Gradually, I realized that spatial alignment is too foundational in the AR era, while designing effective interactions on a new computing platform is an interesting direction. During this time, I did research on hand pose estimation in the Camera Intelligence Lab at Peking University, collaborating for two years with the teams of Boxin Shi, Xiaoming Deng, and Hongbin Zha.

I was once attracted by the features of event cameras (HDR, low latency, and low energy consumption), and explored using them for hand pose estimation, hoping to change the performance of basic interaction algorithms at the sensor level.

In the first phase, we conducted hand pose estimation based on a single event camera. We built a multi-camera system to collect a large-scale dataset with precise annotations and designed a weakly-supervised training framework. This exploits the information characteristics of event streams, ensuring robust interaction, as detailed in the paper: “EvHandPose: Event-based 3D Hand Pose Estimation with Sparse Supervision.” Jiang, Jianping, et al. TPAMI 2024.

After this work, I realized that using event cameras alone was insufficient for accurate hand pose estimation. However, event cameras and commercial RGB cameras are complementary in imaging. Thus, we developed multimodal fusion methods of these two types of camera data to ensure the accuracy and robustness of the algorithm.

The biggest challenge with new camera forms is the lack of an ecosystem like that of RGB cameras, leading to slow growth in datasets and algorithms in the community.
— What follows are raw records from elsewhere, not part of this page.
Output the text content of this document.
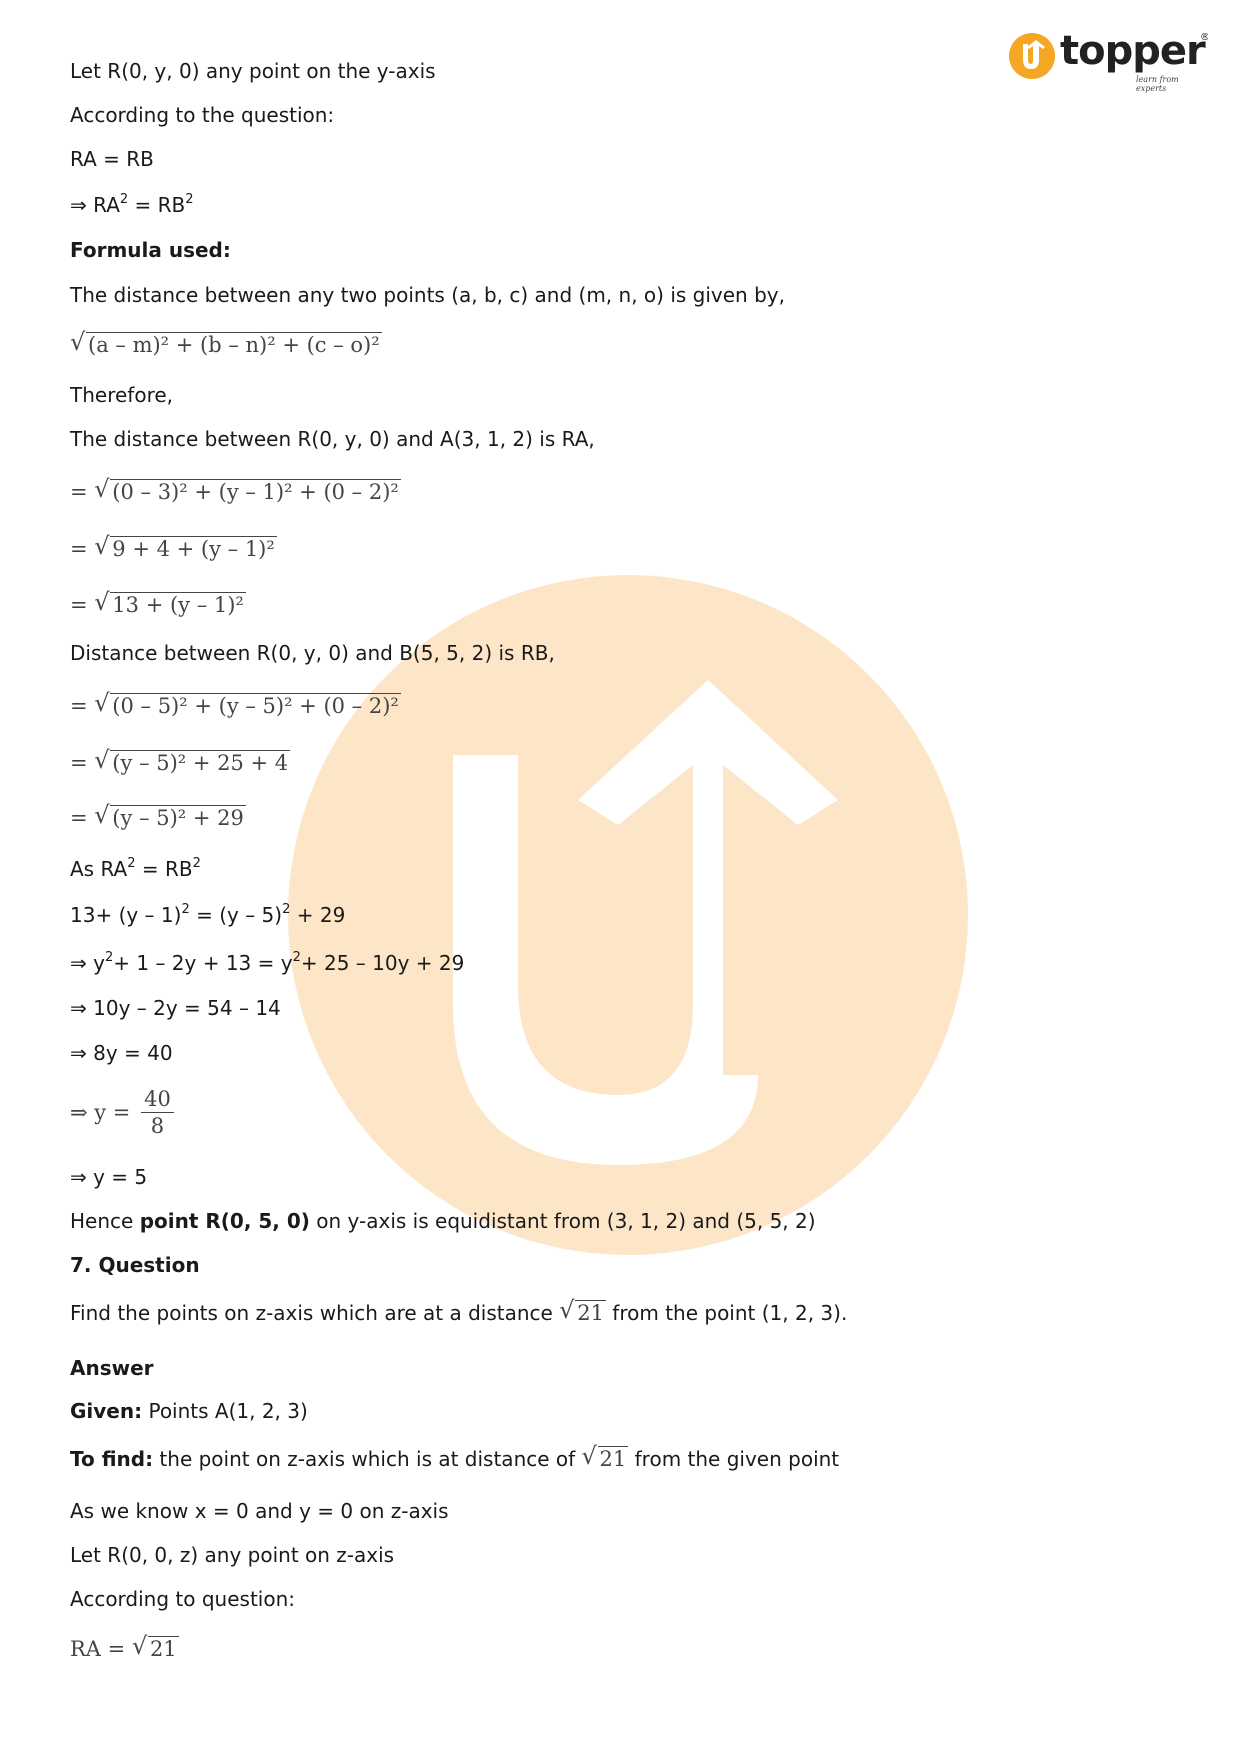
®
topper
learn from experts
Let R(0, y, 0) any point on the y-axis
According to the question:
RA = RB
⇒ $RA^2 = RB^2$
Formula used:
The distance between any two points (a, b, c) and (m, n, o) is given by,
√ (a – m)² + (b – n)² + (c – o)²
Therefore,
The distance between R(0, y, 0) and A(3, 1, 2) is RA,
= √ (0 – 3)² + (y – 1)² + (0 – 2)²
= √ 9 + 4 + (y – 1)²
= √ 13 + (y – 1)²
Distance between R(0, y, 0) and B(5, 5, 2) is RB,
= √ (0 – 5)² + (y – 5)² + (0 – 2)²
= √ (y – 5)² + 25 + 4
= √ (y – 5)² + 29
As $RA^2 = RB^2$
13+ (y – 1)$^2$ = (y – 5)$^2$ + 29
⇒ $y^2+ 1 - 2y + 13 = y^2+ 25 - 10y + 29$
⇒ 10y – 2y = 54 – 14
⇒ 8y = 40
⇒ $y = \frac{40}{8}$
⇒ y = 5
Hence point R(0, 5, 0) on y-axis is equidistant from (3, 1, 2) and (5, 5, 2)
7. Question
Find the points on z-axis which are at a distance √ 21 from the point (1, 2, 3).
Answer
Given: Points A(1, 2, 3)
To find: the point on z-axis which is at distance of √ 21 from the given point
As we know x = 0 and y = 0 on z-axis
Let R(0, 0, z) any point on z-axis
According to question:
RA = √ 21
Currently, most research on event cameras tends to replicate RGB-based subdomains using event cameras. Their common approach involves collecting a dataset, slightly modifying the event representation and model structure, and then demonstrating high temporal resolution and robust performance. I believe this method fails to address the fundamental issues of the event camera community. The growth of new cameras should not be limited to minor, migration-style innovations. Instead, it should start from the differences in imaging dimensions, exploring the correlations between different sensor data modality. This approach can effectively leverage the rapidly developing community (such as RGB cameras) to find its own unique path. For more details, please refer to our paper “Complementing Event Streams and RGB Frames for Hand Mesh Reconstruction” Jiang, Jianping, et al. CVPR 2024.
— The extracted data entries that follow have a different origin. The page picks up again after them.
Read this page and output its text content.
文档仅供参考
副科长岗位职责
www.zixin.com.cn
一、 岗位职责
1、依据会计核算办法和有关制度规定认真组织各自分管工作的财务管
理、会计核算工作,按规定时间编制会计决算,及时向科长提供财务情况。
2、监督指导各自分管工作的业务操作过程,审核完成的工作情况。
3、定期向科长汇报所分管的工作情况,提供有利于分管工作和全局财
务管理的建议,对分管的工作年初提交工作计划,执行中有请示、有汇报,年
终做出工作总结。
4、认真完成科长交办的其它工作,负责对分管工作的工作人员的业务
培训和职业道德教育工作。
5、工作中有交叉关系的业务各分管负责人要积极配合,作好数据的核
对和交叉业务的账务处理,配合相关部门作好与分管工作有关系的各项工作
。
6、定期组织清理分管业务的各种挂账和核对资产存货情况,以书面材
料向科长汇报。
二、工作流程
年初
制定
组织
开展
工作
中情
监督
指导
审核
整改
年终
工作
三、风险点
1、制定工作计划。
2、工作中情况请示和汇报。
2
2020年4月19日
One idea was to use the correlation between RGB and event camera imaging to cross-modally distill an event fusion module plug-in from existing RGB-based algorithms and models. Thus we introduce “EvPlug: Learn a Plug-and-Play Module for Event and Image Fusion” Jiang, Jianping, et al. arXiv:2312.16933. This approach is versatile, cost-effective, and theoretically elegant, which is my favorite work after two years in this field. However, the academic community of event cameras seemed uninterested, with reviewers emphasizing technical contributions in model structure, a divergence I deeply regret.